Honda Dream Yuga
- Manufacturer: Honda Motorcycle and Scooter India (HMSI) Bangladesh Honda Private Limited (BHL)
- Parent company: Honda
- Production: 2012–present (India) 2018–present (Bangladesh)
- Assembly: Gurgaon, India Munshiganj, Bangladesh
- Class: Standard
- Engine: 109 cc (6.7 cu in), air-cooled, 4 stroke, single-cylinder
- Bore / stroke: 50.0 mm × 55.6 mm (1.97 in × 2.19 in)
- Compression ratio: 9.9:1
- Top speed: Specified: 87 km/h (54 mph)
- Power: 6.15 kW (8.25 hp) @ 7500 rpm
- Torque: 8.63 N⋅m (6.37 lbf⋅ft) @ 5500 rpm
- Ignition type: Kick or self-start
- Transmission: Four-speed manual, chain drive
- Frame type: Diamond
- Suspension: Front: telescopic Rear: Spring-loaded hydraulic
- Brakes: Drum 130 mm (5.1 in)
- Tires: 80/100-18 Tubeless (except spoke variant)
- Wheelbase: 1,285 mm (50.6 in)
- Dimensions: L: 2,022 mm (79.6 in) W: 733 mm (28.9 in) H: 1,095 mm (43.1 in)
- Weight: 108 kg (238 lb) (wet)
- Fuel capacity: 8 L (1.8 imp gal; 2.1 US gal)
- Fuel consumption: from 65 km/L (180 mpg_{‑imp}; 150 mpg_{‑US}) to 74 km/L (210 mpg_{‑imp}; 170 mpg_{‑US})
- Related: Dream Neo CD 110 Dream

= Honda Dream Yuga =

The Dream Yuga is a 109 cc single-cylinder motorcycle manufactured by Honda's Indian subsidiary Honda Motorcycle and Scooter India, starting production in 2012. It was announced by Honda in January 2012 at the Delhi Auto Expo, and was available to consumers in India in May 2012. At 44,642 Indian Rupees, the motorcycle is billed as one of the least expensive Honda motorcycle currently produced, and the least expensive Honda motorcycle ever made, adjusting for inflation.

In order to compete with the predominant Hero MotoCorp, Honda launched a new variant called Dream Neo at an even lower price in 2013. And in 2014 the still cheaper Honda CD 110 Dream followed. Since 2013 the Dream Yuga comes with a more fuel efficient HET engine, the same that is used in the two other motorcycles. From November 2018, Bangladesh Honda Private Limited (BHL) started the manufacturing of Honda Dream Neo 110 in Bangladesh.

== Variants ==
Honda Motorcycle and Scooter India has other models in this 110cc segment that are more or less variants of the Dream Yuga but may not have all the features or may have different features to cater to wider customers and competition from manufacturers like Hero MotoCorp and Bajaj Auto in the 100-110cc segment.
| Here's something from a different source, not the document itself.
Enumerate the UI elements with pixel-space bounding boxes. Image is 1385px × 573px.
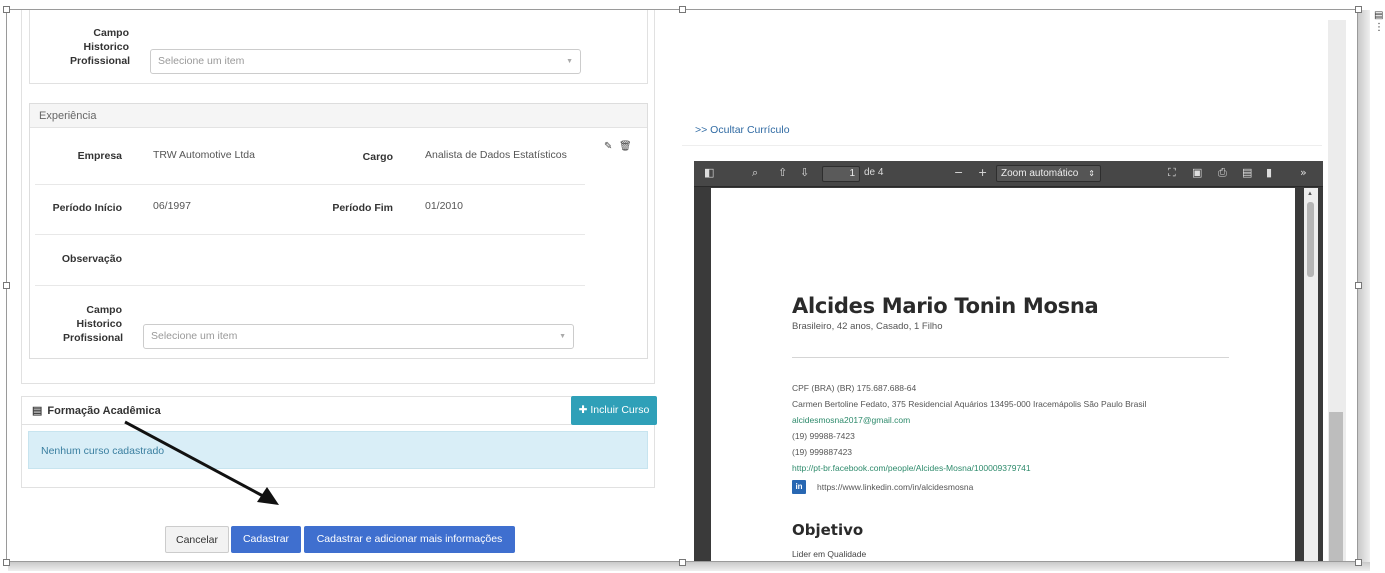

Although all models keep the same 110cc engine coupled with same 4-speed gearbox, as well as the diamond-style chassis frame.

=== Dream Neo ===
Prominent differences from Dream Yuga are the inclusion of goods-carrier rear handle-grip, yellow turn-indicators, and different head-lamp style. Rest of the features are kept unchanged.

=== CD110 Dream DX ===
This is the lowest priced variant. Prominent differences inherit all changes from Dream Neo, plus the bike doesn't get the black-themed engine and alloy wheels, both of which keep the aluminium shade of color.

Previous versions of this bike came without auto-start (kick-start only), spoked-wheels and tube-based tires, to keep costs down for intended customers. But new models since 2018 have both auto-start and alloy-tubeless features.